The Lady Vanishes – Rediscovering ‘My Name is Julia Ross’ (US 1945 – 65 mins)

Posted in Rediscover by - March 17, 2019
The Lady Vanishes – Rediscovering ‘My Name is Julia Ross’ (US 1945 – 65 mins)

An edge-of-your-seat suspenser, ‘My Name is Julia Ross’ is a fast moving melodrama that I’d never heard of until fairly recently, but it turned out to be a very entertaining discovery.

The standard plot is pretty simple. After taking a job in London as a live-in secretary for the elderly Mrs Hughes (Dame May Whitty), Julia Ross (Nina Foch) awakens a couple of days later to find herself holed-up in a mansion in Cornwall. It transpires that Whitty’s knife-wielding son Ralph (George Macready) has killed his wife and needs Julia (who resembles her) to be killed, but made to look like an accident, in order to get the inheritance. Julia learns of their diabolical plan, but has trouble convincing anyone to believe her. Alone and frightened, can she reach out to anybody in time to prevent her imminent demise?

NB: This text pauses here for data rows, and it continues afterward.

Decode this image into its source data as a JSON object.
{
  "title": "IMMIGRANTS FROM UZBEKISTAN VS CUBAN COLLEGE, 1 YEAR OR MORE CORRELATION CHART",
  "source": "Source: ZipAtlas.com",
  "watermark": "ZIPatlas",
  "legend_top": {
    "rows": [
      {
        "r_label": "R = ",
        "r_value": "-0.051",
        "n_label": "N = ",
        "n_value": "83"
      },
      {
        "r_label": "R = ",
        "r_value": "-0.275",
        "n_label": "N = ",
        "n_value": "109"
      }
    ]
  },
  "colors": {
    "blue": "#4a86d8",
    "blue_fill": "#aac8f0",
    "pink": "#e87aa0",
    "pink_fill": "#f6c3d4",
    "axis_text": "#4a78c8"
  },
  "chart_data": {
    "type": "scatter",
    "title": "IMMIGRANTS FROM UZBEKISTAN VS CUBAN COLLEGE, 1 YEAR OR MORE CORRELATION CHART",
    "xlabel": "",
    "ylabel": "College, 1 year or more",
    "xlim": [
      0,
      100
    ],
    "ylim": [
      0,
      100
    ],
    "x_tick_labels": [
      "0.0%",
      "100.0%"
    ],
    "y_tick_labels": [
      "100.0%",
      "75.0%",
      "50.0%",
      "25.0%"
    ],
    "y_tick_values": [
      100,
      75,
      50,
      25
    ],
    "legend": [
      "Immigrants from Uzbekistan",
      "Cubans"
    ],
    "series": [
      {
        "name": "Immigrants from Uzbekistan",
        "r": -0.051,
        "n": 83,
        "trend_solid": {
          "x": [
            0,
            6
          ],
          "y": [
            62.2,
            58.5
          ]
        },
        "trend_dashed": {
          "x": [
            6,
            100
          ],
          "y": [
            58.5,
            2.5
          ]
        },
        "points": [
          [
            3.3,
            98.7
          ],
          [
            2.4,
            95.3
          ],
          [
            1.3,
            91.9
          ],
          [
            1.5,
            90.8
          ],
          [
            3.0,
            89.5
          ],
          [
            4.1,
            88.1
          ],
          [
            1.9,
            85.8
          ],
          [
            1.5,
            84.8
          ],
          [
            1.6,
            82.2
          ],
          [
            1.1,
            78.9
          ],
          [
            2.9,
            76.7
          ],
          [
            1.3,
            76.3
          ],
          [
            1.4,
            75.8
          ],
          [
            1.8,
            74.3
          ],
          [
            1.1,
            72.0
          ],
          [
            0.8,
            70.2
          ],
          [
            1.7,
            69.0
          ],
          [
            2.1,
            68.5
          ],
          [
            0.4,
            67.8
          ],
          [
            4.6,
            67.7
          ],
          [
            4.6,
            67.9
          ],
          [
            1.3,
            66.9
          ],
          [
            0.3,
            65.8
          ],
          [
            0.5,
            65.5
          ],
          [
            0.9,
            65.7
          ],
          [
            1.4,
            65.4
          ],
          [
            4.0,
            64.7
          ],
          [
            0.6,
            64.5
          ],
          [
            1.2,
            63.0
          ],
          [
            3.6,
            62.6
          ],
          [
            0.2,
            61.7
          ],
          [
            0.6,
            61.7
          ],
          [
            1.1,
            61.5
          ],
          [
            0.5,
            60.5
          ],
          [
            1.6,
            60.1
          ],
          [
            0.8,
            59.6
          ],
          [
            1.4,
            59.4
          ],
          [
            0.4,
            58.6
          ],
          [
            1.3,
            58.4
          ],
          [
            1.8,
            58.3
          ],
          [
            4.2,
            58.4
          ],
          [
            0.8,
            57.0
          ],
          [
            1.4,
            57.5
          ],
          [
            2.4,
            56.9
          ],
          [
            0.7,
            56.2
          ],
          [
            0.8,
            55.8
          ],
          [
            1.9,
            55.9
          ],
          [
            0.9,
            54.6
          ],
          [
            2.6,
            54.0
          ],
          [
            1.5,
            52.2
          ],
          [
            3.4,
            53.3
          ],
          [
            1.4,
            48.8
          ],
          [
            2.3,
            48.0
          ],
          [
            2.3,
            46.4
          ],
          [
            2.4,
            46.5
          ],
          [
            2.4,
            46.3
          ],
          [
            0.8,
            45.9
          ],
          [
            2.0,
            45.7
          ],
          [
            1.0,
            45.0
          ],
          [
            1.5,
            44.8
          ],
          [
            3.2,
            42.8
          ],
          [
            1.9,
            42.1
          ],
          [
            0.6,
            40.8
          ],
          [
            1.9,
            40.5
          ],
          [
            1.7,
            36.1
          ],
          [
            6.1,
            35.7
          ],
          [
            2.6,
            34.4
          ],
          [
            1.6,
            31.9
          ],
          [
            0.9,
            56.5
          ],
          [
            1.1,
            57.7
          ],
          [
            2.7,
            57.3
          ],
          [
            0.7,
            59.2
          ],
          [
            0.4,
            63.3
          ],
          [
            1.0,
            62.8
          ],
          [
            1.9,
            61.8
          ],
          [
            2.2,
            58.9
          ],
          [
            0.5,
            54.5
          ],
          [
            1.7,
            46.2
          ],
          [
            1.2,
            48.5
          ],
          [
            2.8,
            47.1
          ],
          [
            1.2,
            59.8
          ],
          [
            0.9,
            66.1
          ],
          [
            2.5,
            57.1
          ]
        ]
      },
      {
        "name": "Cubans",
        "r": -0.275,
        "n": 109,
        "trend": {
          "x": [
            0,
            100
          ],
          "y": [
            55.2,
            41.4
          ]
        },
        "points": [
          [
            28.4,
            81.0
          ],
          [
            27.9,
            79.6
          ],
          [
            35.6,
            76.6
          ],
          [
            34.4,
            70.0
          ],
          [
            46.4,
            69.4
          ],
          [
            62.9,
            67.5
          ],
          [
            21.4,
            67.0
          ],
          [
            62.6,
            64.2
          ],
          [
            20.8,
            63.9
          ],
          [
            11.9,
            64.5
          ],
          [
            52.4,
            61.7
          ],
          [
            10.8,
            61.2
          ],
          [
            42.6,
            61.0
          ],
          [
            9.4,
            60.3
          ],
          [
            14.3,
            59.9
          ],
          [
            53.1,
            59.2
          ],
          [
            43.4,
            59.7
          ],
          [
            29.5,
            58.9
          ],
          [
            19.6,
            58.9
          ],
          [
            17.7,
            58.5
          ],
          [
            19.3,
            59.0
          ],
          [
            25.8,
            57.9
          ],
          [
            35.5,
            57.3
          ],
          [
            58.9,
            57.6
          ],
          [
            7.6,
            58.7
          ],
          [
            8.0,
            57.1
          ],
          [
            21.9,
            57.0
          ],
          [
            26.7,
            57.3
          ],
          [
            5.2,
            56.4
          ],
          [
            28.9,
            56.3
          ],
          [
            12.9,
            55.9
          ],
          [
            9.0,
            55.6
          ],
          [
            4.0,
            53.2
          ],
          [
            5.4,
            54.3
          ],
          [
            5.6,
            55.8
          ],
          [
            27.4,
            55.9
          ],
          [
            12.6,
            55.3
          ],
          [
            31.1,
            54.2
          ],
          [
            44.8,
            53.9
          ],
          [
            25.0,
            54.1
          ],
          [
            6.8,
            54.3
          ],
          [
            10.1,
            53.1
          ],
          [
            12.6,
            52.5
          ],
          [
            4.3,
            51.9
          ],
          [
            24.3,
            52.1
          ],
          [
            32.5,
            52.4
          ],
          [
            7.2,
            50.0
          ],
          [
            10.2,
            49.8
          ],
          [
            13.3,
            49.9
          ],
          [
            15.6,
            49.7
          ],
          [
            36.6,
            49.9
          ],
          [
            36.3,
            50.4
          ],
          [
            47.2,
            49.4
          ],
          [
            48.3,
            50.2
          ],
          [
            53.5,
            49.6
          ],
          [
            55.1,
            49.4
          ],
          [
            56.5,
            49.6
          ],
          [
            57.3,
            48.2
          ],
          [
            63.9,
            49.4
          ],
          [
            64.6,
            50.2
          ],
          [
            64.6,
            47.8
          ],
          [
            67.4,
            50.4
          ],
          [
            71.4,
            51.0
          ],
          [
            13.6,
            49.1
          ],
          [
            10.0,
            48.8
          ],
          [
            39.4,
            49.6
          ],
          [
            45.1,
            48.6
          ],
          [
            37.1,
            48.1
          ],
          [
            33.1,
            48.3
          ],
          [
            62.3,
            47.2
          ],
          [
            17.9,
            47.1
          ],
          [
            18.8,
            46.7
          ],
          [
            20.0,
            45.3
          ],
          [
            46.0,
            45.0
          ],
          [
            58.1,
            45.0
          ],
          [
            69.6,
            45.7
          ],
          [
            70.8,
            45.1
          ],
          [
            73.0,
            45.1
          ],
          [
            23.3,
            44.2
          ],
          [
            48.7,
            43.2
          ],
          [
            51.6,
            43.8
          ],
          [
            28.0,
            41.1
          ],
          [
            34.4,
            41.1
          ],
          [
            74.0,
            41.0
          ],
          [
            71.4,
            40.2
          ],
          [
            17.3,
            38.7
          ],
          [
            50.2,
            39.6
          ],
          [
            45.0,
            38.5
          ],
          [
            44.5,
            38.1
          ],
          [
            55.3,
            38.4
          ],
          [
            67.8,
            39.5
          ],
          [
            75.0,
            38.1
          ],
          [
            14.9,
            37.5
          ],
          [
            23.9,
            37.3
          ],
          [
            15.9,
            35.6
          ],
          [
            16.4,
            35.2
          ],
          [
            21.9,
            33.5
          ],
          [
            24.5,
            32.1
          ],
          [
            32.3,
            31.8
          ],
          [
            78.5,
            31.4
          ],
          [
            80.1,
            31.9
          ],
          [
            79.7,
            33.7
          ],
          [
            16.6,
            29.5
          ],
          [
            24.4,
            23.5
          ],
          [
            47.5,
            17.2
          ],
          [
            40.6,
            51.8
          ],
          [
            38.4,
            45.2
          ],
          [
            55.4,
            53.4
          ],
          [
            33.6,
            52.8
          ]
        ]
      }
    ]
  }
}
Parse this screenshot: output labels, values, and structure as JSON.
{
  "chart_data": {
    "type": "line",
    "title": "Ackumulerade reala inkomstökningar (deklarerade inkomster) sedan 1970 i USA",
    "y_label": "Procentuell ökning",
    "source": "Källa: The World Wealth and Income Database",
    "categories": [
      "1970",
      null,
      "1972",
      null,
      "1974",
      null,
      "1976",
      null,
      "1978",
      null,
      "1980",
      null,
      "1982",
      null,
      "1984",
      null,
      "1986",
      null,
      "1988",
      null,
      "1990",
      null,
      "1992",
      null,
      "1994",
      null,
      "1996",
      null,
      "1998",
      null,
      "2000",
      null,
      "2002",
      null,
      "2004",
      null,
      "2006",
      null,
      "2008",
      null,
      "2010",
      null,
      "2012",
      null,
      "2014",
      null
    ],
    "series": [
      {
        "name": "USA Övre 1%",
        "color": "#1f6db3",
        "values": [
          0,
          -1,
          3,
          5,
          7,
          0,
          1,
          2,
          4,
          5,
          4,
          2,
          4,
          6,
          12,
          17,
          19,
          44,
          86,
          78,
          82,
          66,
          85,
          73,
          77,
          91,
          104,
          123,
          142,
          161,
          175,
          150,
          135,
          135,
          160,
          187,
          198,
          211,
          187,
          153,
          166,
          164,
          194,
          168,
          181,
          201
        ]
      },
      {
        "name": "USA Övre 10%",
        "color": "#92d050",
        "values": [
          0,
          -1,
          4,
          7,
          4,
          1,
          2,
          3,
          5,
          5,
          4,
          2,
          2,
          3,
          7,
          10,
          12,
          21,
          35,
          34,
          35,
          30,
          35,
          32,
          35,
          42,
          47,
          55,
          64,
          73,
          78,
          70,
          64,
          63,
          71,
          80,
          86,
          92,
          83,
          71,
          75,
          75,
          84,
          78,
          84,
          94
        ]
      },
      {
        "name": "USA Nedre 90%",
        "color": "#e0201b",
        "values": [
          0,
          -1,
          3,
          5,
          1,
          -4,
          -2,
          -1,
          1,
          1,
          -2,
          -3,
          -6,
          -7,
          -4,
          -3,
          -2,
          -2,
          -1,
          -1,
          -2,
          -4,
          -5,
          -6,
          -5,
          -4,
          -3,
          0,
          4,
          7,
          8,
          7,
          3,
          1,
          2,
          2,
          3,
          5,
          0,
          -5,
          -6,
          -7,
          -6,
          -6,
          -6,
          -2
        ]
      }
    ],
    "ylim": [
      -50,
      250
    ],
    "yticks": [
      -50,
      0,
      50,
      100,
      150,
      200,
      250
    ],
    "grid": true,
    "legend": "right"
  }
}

At just over an hour, the movie runs at a fast pace and builds the tension nicely. In her first major role, Dutch born Nina Foch uses her eyes perfectly to convey the terror she feels. Foch later found success at MGM, co-starring with Gene Kelly in ‘An American in Paris’ (’51), and won plaudits for her role as a loyal secretary in the star-studded ‘Executive Suite’ (’54). As the cruel Mrs Hughes, Dame May Whitty was in rare villain mode here, and is best remembered for her Oscar-nominated role playing Lady Beldon in Mrs. Miniver (’42). George Macready is wonderfully sinister as the knife-wielding Ralph Hughes, though I’ll always remember him for his superb turn as a French General, in Stanley Kubrick’s superb anti-war movie ‘Paths of Glory’ (’57).

Cult director Joseph H. Lewis does a wonderful job here, and later made one of my favourite B-movies ‘Gun Crazy’ (’50). The expert photography was by Burnett Guffey, who later did fine (Oscar-nominated) work on ‘Birdman of Alcatraz’ (’62) and ‘Bonnie and Clyde’ (’67).

The film’s conclusion is rather satisfying, but it’s the paranoia heavy plot that keeps you riveted throughout. The tense booby-trapped stairwell scene is particularly memorable, as is the sequence where Julia tries to post a letter of help to her ex boyfriend.

A must-see thriller that Hitchcock would have enjoyed making, ‘My Name is Julia Ross’ is a terrific sleeper that warrants repeat viewings. It crams a lot into it’s 65 minutes and, unlike the wicked Hughes family, does not outstay its welcome.